I would like to suggest that when an environment is healthy – where honor, praise, appreciation, respect, opportunity and unconditional love is appropriately given, issues of jealousy, “power playing” and envy are minimal. Because of our fallen nature, some residue of sinful pride and envy may exist, but it will not dominate.
When individual gifts and talents are truly recognized, when opportunities to grow and rise are present and when honor, respect and praise is appropriately given, rivalry is negligible. However, when any individual or group is disrespected, or under appreciated, denied opportunities and/or consistently underestimated, the “crab in the bucket” mentality will thrive. A tendency to push others down in order to grab one of the few places in the upper echelon will abound.

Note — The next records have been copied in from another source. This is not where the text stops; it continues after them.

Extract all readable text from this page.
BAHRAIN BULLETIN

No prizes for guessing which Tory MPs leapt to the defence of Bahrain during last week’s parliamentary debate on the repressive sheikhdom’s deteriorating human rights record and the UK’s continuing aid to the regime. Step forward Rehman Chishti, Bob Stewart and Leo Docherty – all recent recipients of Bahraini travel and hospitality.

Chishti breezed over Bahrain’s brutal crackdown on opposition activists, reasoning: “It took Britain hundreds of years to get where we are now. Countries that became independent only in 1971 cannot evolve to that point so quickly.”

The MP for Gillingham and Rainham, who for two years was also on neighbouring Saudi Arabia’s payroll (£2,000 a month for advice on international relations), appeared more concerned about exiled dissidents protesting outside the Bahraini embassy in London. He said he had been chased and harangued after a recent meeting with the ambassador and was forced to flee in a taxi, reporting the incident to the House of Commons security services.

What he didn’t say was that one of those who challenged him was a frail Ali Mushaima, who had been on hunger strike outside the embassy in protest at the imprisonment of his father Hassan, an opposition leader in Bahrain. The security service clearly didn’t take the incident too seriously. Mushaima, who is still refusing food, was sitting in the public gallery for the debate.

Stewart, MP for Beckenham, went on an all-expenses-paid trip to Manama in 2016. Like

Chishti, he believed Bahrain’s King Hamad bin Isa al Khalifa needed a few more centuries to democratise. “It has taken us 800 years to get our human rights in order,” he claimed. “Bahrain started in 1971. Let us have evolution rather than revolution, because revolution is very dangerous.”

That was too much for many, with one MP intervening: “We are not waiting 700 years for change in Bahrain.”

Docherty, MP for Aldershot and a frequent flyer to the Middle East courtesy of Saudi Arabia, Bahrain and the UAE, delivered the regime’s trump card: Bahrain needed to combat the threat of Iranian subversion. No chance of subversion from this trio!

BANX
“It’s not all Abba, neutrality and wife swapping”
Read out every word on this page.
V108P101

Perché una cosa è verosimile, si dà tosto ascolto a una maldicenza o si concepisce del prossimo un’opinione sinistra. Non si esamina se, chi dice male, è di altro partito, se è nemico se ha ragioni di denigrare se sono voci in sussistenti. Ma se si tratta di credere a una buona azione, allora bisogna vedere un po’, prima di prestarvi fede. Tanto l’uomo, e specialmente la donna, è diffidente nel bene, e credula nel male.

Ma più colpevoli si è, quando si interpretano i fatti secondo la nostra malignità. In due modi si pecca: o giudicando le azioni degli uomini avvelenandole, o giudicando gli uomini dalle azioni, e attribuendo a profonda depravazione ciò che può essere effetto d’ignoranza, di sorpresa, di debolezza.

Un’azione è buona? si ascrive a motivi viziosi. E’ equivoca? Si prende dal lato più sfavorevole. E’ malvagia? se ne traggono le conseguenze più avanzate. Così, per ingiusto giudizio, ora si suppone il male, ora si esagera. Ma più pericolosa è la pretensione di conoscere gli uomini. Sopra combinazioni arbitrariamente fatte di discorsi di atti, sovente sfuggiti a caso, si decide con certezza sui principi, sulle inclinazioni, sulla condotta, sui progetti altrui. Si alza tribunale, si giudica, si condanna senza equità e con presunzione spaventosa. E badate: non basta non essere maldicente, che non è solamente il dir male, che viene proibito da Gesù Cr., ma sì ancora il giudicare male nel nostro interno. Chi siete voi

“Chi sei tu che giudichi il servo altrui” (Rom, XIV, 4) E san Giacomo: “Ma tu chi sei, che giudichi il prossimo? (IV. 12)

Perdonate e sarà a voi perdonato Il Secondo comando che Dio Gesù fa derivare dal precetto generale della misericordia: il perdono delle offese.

When individuals are hungry for recognition, when they are weary of being passed over, when they have had to struggle and fight for any kind of spot or crumb, divisions and strife will prevail. Oppression produces strange fruit. Oppression produces unfortunate results. Often the oppressed become that which they claim to despise.
Germane to our discussion, women have become senior pastors. A few have been able to pierce through the glass ceiling and pastor churches that are financially stable, over 300 in average attendance and are thriving. However, there is a certain lure to elitism – being in the “Look, I made it – I did it club!” Sometimes we as women are our own worst enemies. So often those who have broken through the glass ceiling neglect to reach back and help others to climb through the cracks.
Often when a struggling female minister reaches out to be mentored by a successful sister in the pastorate, phone calls, emails and cards go unanswered. When preaching or workshop opportunities open, those in the “circle of influence,” such as a popular male clergy or another sister who has “made it” are given the spot. Little attention or effort goes to unknown sisters who are trying to come along.
Sexism and Racism have some tragic similarities. Minorities, for example would be given “compliments” such as “You are so intelligent! You are not like them. You are different!” As if to say, “You people are usually ignorant and incapable, but some how you are not like most.” What an insult! Sadly, many did not take those words as insults, but rather a reprieve from oppression – a welcomed affirmation, a hint of praise. Out of extreme thirst, they did not reject the patronizing remarks. Instead they drank them in. It is very tempting to be drawn into the sick pat on the head and think you’ve joined the upper crust.
The feelings of superiority, notoriety and the sweet taste of acceptance above the rest is far more attractive than getting back into the trenches and advocating for others to share perceived glory. After all, martyrs die and who wants to make that kind of sacrifice? Sometimes, we as women do more to keep one another down than any male chauvinist. Sometimes, we stand in the way of our own progress.
Ministry is about service. Certainly we don't need to be in the spotlight or on center stage to do the work of the Lord. However, Opportunities, encouragement, and honor, if we are honest, are desired.
Let's pray together for deliverance from the unfortunate biproducts of oppression. Today, decide to encourage some sister hungry for support, affirmation and love.